Coringa (Joker), filme estrelado pelo ator indicado ao Oscar Joaquin Phoenix e que conquistou o prêmio Leão de Ouro como melhor filme do Festival de Veneza (Venice Film Festival), enfim chega aos cinemas brasileiros.
Recheado de polêmicas em torno do endeusamento do comportamento (considerado por alguns) incel do personagem, cabe aqui a seguinte questão: será que trata-se realmente do endeusamento de um personagem vilanesco ou a polêmica gira muito mais em torno da forma crua e sádica com que o filme expõe as mazelas da sociedade e joga isso em nossa cara sem cerimônias?
Incel é o termo utilizado para descrever em suma o homem branco heterossexual incapaz de relacionar com uma mulher por falta de traquejo social, imputando-lhe ao meio que vive a culpa pelo seu fracasso. Este indivíduo irá revidar através da violência, misoginia, tirando a culpa de si e transferindo a um terceiro, geralmente as mulheres.
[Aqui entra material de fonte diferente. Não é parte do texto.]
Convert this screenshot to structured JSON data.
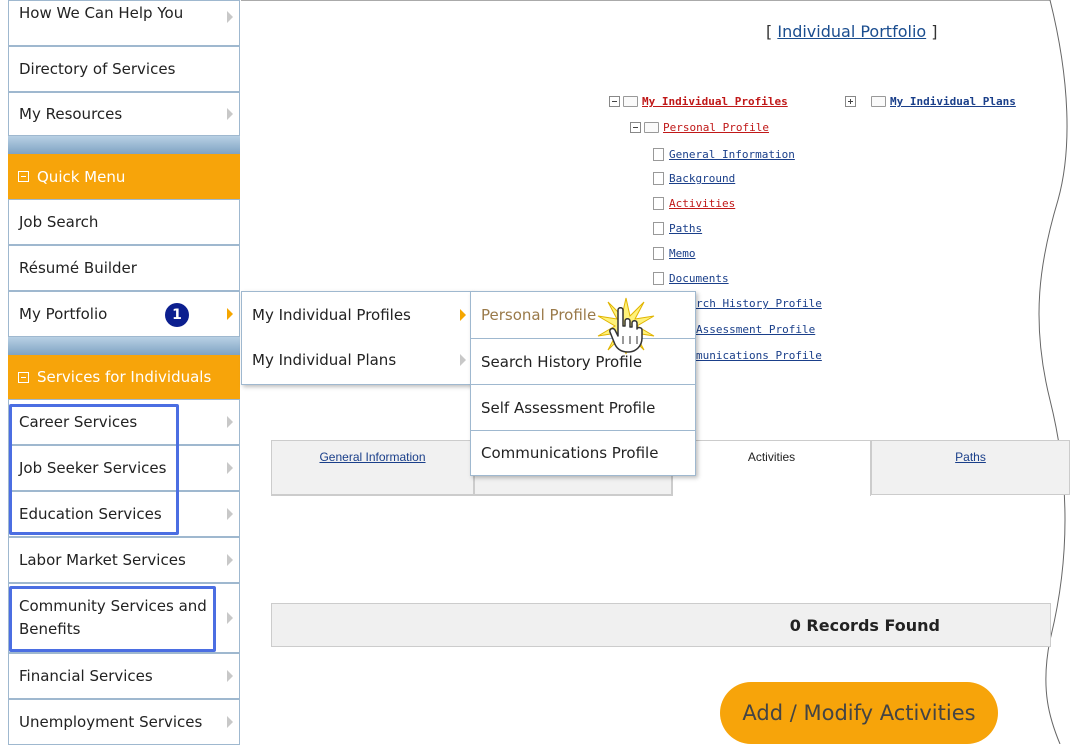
{
  "sidebar": {
    "top_items": [
      "How We Can Help You",
      "Directory of Services",
      "My Resources"
    ],
    "quick_menu_header": "Quick Menu",
    "quick_items": [
      "Job Search",
      "Résumé Builder",
      "My Portfolio"
    ],
    "services_header": "Services for Individuals",
    "service_items": [
      "Career Services",
      "Job Seeker Services",
      "Education Services",
      "Labor Market Services",
      "Community Services and Benefits",
      "Financial Services",
      "Unemployment Services"
    ]
  },
  "callout_badge": "1",
  "flyout1": [
    "My Individual Profiles",
    "My Individual Plans"
  ],
  "flyout2": [
    "Personal Profile",
    "Search History Profile",
    "Self Assessment Profile",
    "Communications Profile"
  ],
  "portfolio": {
    "open": "[",
    "link": "Individual Portfolio",
    "close": "]"
  },
  "tree": {
    "root1": "My Individual Profiles",
    "root2": "My Individual Plans",
    "child": "Personal Profile",
    "leaves": [
      "General Information",
      "Background",
      "Activities",
      "Paths",
      "Memo",
      "Documents"
    ],
    "partial": [
      "rch History Profile",
      "Assessment Profile",
      "munications Profile"
    ]
  },
  "tabs": [
    "General Information",
    "Activities",
    "Paths"
  ],
  "records_text": "0 Records Found",
  "add_button": "Add / Modify Activities",
  "colors": {
    "orange": "#f7a40a",
    "link": "#1a3f8a",
    "red_link": "#c01818",
    "highlight_box": "#4b6ee2"
  }
}
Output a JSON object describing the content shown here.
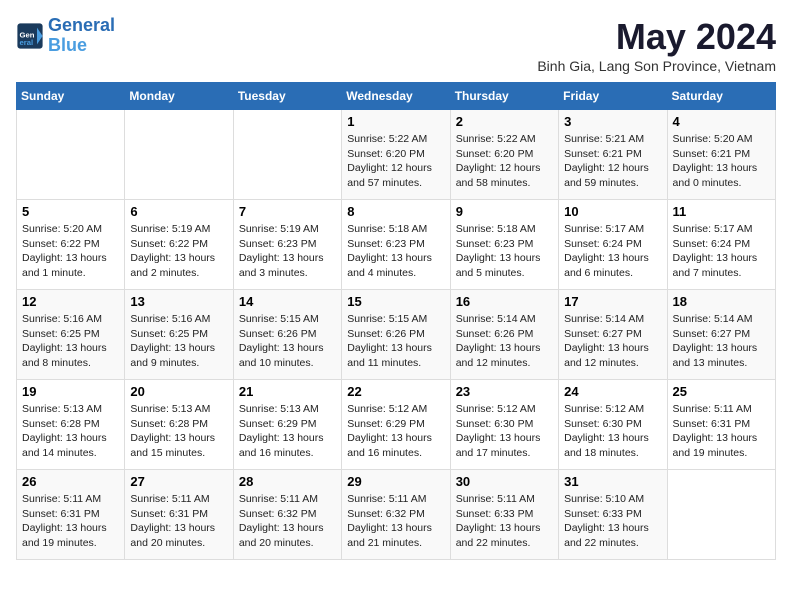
{
  "logo": {
    "line1": "General",
    "line2": "Blue"
  },
  "title": "May 2024",
  "subtitle": "Binh Gia, Lang Son Province, Vietnam",
  "days_of_week": [
    "Sunday",
    "Monday",
    "Tuesday",
    "Wednesday",
    "Thursday",
    "Friday",
    "Saturday"
  ],
  "weeks": [
    [
      {
        "day": "",
        "info": ""
      },
      {
        "day": "",
        "info": ""
      },
      {
        "day": "",
        "info": ""
      },
      {
        "day": "1",
        "info": "Sunrise: 5:22 AM\nSunset: 6:20 PM\nDaylight: 12 hours and 57 minutes."
      },
      {
        "day": "2",
        "info": "Sunrise: 5:22 AM\nSunset: 6:20 PM\nDaylight: 12 hours and 58 minutes."
      },
      {
        "day": "3",
        "info": "Sunrise: 5:21 AM\nSunset: 6:21 PM\nDaylight: 12 hours and 59 minutes."
      },
      {
        "day": "4",
        "info": "Sunrise: 5:20 AM\nSunset: 6:21 PM\nDaylight: 13 hours and 0 minutes."
      }
    ],
    [
      {
        "day": "5",
        "info": "Sunrise: 5:20 AM\nSunset: 6:22 PM\nDaylight: 13 hours and 1 minute."
      },
      {
        "day": "6",
        "info": "Sunrise: 5:19 AM\nSunset: 6:22 PM\nDaylight: 13 hours and 2 minutes."
      },
      {
        "day": "7",
        "info": "Sunrise: 5:19 AM\nSunset: 6:23 PM\nDaylight: 13 hours and 3 minutes."
      },
      {
        "day": "8",
        "info": "Sunrise: 5:18 AM\nSunset: 6:23 PM\nDaylight: 13 hours and 4 minutes."
      },
      {
        "day": "9",
        "info": "Sunrise: 5:18 AM\nSunset: 6:23 PM\nDaylight: 13 hours and 5 minutes."
      },
      {
        "day": "10",
        "info": "Sunrise: 5:17 AM\nSunset: 6:24 PM\nDaylight: 13 hours and 6 minutes."
      },
      {
        "day": "11",
        "info": "Sunrise: 5:17 AM\nSunset: 6:24 PM\nDaylight: 13 hours and 7 minutes."
      }
    ],
    [
      {
        "day": "12",
        "info": "Sunrise: 5:16 AM\nSunset: 6:25 PM\nDaylight: 13 hours and 8 minutes."
      },
      {
        "day": "13",
        "info": "Sunrise: 5:16 AM\nSunset: 6:25 PM\nDaylight: 13 hours and 9 minutes."
      },
      {
        "day": "14",
        "info": "Sunrise: 5:15 AM\nSunset: 6:26 PM\nDaylight: 13 hours and 10 minutes."
      },
      {
        "day": "15",
        "info": "Sunrise: 5:15 AM\nSunset: 6:26 PM\nDaylight: 13 hours and 11 minutes."
      },
      {
        "day": "16",
        "info": "Sunrise: 5:14 AM\nSunset: 6:26 PM\nDaylight: 13 hours and 12 minutes."
      },
      {
        "day": "17",
        "info": "Sunrise: 5:14 AM\nSunset: 6:27 PM\nDaylight: 13 hours and 12 minutes."
      },
      {
        "day": "18",
        "info": "Sunrise: 5:14 AM\nSunset: 6:27 PM\nDaylight: 13 hours and 13 minutes."
      }
    ],
    [
      {
        "day": "19",
        "info": "Sunrise: 5:13 AM\nSunset: 6:28 PM\nDaylight: 13 hours and 14 minutes."
      },
      {
        "day": "20",
        "info": "Sunrise: 5:13 AM\nSunset: 6:28 PM\nDaylight: 13 hours and 15 minutes."
      },
      {
        "day": "21",
        "info": "Sunrise: 5:13 AM\nSunset: 6:29 PM\nDaylight: 13 hours and 16 minutes."
      },
      {
        "day": "22",
        "info": "Sunrise: 5:12 AM\nSunset: 6:29 PM\nDaylight: 13 hours and 16 minutes."
      },
      {
        "day": "23",
        "info": "Sunrise: 5:12 AM\nSunset: 6:30 PM\nDaylight: 13 hours and 17 minutes."
      },
      {
        "day": "24",
        "info": "Sunrise: 5:12 AM\nSunset: 6:30 PM\nDaylight: 13 hours and 18 minutes."
      },
      {
        "day": "25",
        "info": "Sunrise: 5:11 AM\nSunset: 6:31 PM\nDaylight: 13 hours and 19 minutes."
      }
    ],
    [
      {
        "day": "26",
        "info": "Sunrise: 5:11 AM\nSunset: 6:31 PM\nDaylight: 13 hours and 19 minutes."
      },
      {
        "day": "27",
        "info": "Sunrise: 5:11 AM\nSunset: 6:31 PM\nDaylight: 13 hours and 20 minutes."
      },
      {
        "day": "28",
        "info": "Sunrise: 5:11 AM\nSunset: 6:32 PM\nDaylight: 13 hours and 20 minutes."
      },
      {
        "day": "29",
        "info": "Sunrise: 5:11 AM\nSunset: 6:32 PM\nDaylight: 13 hours and 21 minutes."
      },
      {
        "day": "30",
        "info": "Sunrise: 5:11 AM\nSunset: 6:33 PM\nDaylight: 13 hours and 22 minutes."
      },
      {
        "day": "31",
        "info": "Sunrise: 5:10 AM\nSunset: 6:33 PM\nDaylight: 13 hours and 22 minutes."
      },
      {
        "day": "",
        "info": ""
      }
    ]
  ]
}
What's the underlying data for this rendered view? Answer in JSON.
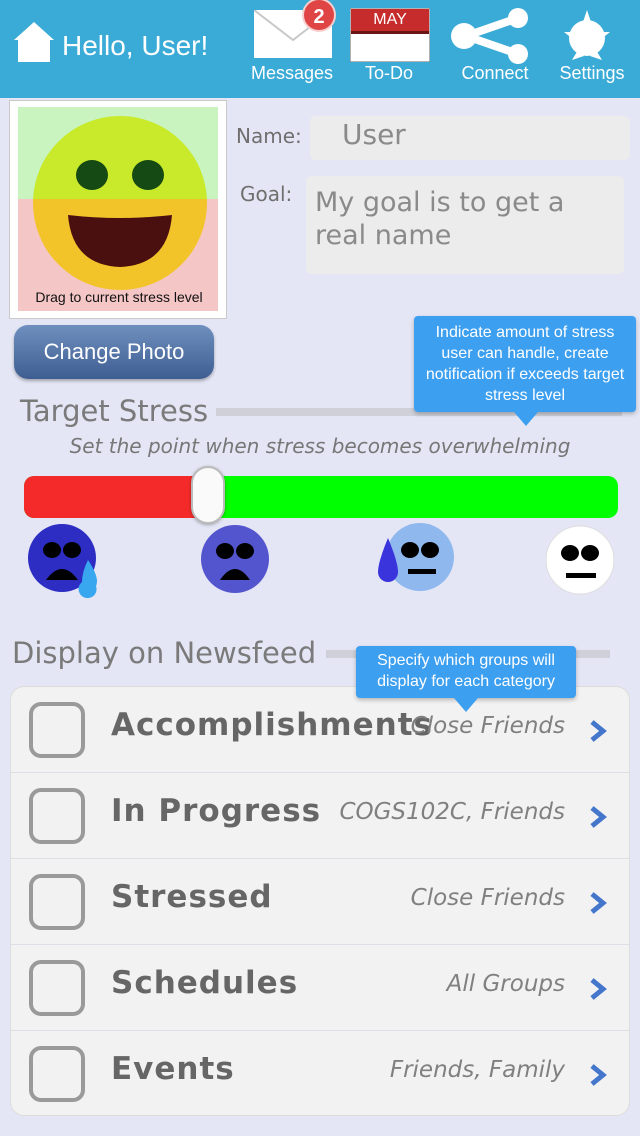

É aqui que entra o ponto da discussão, no filme, a violência de Arthur é direcionada aos ricos e poderosos de Gotham e não às mulheres de maneira específica, e o fato de vermos a história sendo contada a partir de seu ponto de vista pode levar alguns a crer que o Coringa é realmente uma vítima da sociedade, compactuando com suas atitudes. Um erro!
A escolha do diretor Todd Phillips em situar o filme em meados dos anos 70 é acertadíssima e serve para mostrar que mesmo após 50 anos, a sociedade pouco evoluiu. Isso faz com que parte do público coloque-se no papel do protagonista, pois deveríamos sim nos envergonhar com situações que pouco ou nada mudaram em meio século.
Ao mostrar o mundo sob o ponto de vista de Arthur, o longa dá voz a máxima de que “todo vilão é o herói de sua própria história”, incitando essa vitimização através de tomadas, figurinos, luz e até mesmo trilha sonora.
Tratar Coringa como vítima é um erro crasso, o filme dá uma “origem” ao personagem que nos quadrinhos chega ao ponto de matar um adolescente com um pé de cabra, e este talvez seja um dos principais questionamentos que o filme apresenta, o que você faria? Afinal, milhares, quiçá milhões de pessoas passam por situações idênticas a de Arthur, quantas sucumbem a seu lado sombrio?
O trabalho de Joaquin Phoenix é extraordinário, o ator perdeu mais de 20 kg para incorporar o personagem, sua aparência incomoda, é angustiante. A forma como o ator trabalha as risadas do personagem durante o filme, suas diferentes personalidades, a forma como constrói e desconstrói seu personagem até o momento em que se torna verdadeiramente o Coringa, tudo serve para enaltecer ainda mais o trabalho do ator, que merece ser ao menos lembrado no Oscar.
Sobre a parte técnica do filme, há de se salientar a fotografia de Lawrence Sher, os jogos de luz e sombra adotados no longa são brilhantemente utilizados para demonstrar a evolução do personagem, de um personagem subnutrido e maltrapilho ao símbolo da ascensão do crime de Gotham.
A trilha sonora de Hildur Guðnadóttir é primorosa, responsável por ajudar a transmitir as inúmeras sensações desagradáveis ao longo do filme, ouso dizer que trata-se da melhor trilha de um filme baseado em quadrinhos desde O Cavaleiro das Trevas.
Pouco há para se falar da direção de Todd Phillips, corajoso por criar uma história “humana” para o personagem mais insano da DC, o diretor acerta ao deixar as HQs de lado embora exista muito do Coringa dos quadrinhos em cena, além das referências a O Cavaleiro das Trevas (Frank Miller) e A Piada Mortal (Alan Moore).
Tal qual O Cavaleiro das Trevas (2008), Coringa eleva o status quo das adaptações de quadrinhos a um novo patamar, provando que ainda há muito a se explorar do gênero.
Celebre, discuta, debata sobre o filme, mas não celebre as atitudes de seu protagonista, isso dirá muito mais sobre você do que sobre o filme.
Coringa é brilhante, corajoso, perigoso, indicado para pessoas maduras que entenderão nas entrelinhas as críticas sociais e políticas a uma sociedade que parece presa no século anterior.